King’s statement drew criticism from many, including Ava DuVernay. “When you wake up, meditate, stretch, reach for your phone to check on the world and see a tweet from someone you admire that is so backward and ignorant you want to go back to bed,” the Selma director responded on Twitter.

Today, in an article in The Washington Post titled “The Oscars are still rigged in favor of white people,” King addressed the criticism.

“Discussions of arts and culture, like discussions of politics, have become increasingly acrimonious and polarized in recent years,” the author of Carrie and The Shining writes. “Lines of belief are drawn with indelible ink, and if you step over them — wittingly or otherwise — you find yourself in the social-media version of the stocks and subject to a barrage of electronic turnips and cabbages.

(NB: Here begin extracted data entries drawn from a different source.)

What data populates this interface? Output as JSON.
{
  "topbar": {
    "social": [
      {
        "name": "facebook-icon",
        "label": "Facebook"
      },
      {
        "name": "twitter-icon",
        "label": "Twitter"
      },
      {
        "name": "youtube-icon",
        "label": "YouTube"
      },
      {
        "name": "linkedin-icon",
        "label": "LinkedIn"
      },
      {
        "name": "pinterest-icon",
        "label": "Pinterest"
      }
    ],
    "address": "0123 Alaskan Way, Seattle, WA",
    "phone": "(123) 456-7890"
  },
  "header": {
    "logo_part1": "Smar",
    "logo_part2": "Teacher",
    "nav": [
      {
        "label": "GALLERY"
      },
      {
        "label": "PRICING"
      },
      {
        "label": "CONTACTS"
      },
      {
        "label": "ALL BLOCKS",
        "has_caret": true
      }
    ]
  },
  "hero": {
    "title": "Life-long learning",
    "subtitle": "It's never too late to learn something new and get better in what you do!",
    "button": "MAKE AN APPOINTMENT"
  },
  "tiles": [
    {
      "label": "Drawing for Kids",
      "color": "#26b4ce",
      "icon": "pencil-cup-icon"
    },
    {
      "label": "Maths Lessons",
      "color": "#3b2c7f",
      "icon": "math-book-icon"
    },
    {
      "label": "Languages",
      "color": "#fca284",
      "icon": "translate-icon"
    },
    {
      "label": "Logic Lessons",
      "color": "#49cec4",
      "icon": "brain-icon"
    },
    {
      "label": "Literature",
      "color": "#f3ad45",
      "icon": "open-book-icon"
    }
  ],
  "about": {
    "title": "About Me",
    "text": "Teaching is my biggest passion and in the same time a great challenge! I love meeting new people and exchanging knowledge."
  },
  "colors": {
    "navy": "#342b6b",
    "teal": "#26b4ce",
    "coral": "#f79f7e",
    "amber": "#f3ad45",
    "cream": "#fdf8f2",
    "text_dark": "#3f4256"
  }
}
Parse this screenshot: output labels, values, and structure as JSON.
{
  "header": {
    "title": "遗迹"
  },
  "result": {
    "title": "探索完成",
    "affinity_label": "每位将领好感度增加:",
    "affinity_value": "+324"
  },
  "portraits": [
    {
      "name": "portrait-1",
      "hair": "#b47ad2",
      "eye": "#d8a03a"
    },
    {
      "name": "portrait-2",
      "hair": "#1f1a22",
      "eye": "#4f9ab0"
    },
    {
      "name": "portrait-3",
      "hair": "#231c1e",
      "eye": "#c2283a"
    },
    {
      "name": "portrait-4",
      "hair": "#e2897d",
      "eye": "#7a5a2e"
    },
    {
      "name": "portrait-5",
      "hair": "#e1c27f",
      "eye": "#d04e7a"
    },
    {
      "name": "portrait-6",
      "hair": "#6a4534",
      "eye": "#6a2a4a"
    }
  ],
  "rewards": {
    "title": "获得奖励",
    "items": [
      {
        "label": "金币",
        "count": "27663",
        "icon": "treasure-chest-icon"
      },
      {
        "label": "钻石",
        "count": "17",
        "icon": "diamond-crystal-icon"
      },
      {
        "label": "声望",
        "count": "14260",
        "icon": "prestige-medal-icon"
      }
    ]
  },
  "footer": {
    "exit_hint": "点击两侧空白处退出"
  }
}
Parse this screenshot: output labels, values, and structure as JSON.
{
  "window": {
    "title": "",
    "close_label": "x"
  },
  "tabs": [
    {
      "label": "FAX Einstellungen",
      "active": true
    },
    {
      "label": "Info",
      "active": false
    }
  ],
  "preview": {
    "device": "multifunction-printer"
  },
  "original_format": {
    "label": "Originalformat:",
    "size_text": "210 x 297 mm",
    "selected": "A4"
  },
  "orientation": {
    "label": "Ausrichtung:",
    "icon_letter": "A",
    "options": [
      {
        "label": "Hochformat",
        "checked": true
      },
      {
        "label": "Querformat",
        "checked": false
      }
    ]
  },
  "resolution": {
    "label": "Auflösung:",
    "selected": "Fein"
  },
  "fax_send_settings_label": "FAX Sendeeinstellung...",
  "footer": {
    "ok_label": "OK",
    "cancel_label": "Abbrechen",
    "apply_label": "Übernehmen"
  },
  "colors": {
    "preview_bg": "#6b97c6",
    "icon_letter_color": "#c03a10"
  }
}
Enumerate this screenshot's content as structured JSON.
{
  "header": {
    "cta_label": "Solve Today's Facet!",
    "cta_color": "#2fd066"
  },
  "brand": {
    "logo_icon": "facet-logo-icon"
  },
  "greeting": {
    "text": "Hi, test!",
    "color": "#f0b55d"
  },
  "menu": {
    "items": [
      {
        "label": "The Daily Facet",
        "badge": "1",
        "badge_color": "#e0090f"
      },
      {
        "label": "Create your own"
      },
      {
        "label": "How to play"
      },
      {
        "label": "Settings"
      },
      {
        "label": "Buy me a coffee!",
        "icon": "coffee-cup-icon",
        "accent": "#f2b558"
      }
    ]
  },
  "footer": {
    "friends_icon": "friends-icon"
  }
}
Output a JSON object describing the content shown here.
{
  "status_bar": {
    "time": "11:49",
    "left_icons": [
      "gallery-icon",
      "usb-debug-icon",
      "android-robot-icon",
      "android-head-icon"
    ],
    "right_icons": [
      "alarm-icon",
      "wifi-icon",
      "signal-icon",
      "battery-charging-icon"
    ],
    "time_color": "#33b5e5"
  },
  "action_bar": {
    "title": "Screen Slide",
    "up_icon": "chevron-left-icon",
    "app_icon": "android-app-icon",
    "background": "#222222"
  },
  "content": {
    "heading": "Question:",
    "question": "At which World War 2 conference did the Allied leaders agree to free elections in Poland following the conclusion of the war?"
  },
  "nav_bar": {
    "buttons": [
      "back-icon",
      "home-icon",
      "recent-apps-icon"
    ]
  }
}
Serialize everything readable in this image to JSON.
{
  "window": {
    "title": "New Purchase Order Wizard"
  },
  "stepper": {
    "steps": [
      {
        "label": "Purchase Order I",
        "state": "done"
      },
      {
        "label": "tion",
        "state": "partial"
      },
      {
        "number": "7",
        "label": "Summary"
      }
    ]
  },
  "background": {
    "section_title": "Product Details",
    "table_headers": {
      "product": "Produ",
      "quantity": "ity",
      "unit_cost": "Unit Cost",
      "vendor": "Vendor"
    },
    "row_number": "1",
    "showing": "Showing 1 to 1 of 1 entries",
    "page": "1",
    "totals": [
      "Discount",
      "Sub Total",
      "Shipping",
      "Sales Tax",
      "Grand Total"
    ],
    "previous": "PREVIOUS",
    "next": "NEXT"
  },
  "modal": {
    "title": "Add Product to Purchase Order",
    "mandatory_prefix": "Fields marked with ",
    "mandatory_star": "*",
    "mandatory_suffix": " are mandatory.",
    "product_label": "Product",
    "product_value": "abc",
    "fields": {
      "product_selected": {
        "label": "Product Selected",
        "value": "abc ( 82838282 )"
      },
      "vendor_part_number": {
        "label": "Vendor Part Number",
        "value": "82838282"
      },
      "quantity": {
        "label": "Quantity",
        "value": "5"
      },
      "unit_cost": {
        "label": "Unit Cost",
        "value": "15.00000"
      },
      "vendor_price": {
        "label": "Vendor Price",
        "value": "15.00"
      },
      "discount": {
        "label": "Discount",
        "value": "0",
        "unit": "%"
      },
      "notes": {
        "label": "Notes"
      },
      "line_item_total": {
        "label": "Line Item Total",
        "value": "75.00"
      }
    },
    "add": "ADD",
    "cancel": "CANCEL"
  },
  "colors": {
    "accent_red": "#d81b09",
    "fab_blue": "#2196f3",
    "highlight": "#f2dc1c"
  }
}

“I stepped over one of those lines recently, by saying something on Twitter that I mistakenly thought was noncontroversial: ‘I would never consider diversity in matters of art. Only quality. It seems to me that to do otherwise would be wrong.’ The subject was the Academy Awards. I also said, in essence, that those judging creative excellence should be blind to questions of race, gender or sexual orientation.

“I did not say that was the case today, because nothing could be further from the truth. Nor did I say that films, novels, plays and music focusing on diversity and/or inequality cannot be works of creative genius. They can be, and often are. Ava DuVernay’s 2019 Netflix miniseries, When They See Us, about the wrongful convictions of the Central Park Five, is a splendid case in point.”

King concludes by writing that, “We don’t live in that perfect world, and this year’s less-than-diverse Academy Awards nominations once more prove it. Maybe someday we will. I can dream, can’t I? After all, I make stuff up for a living.”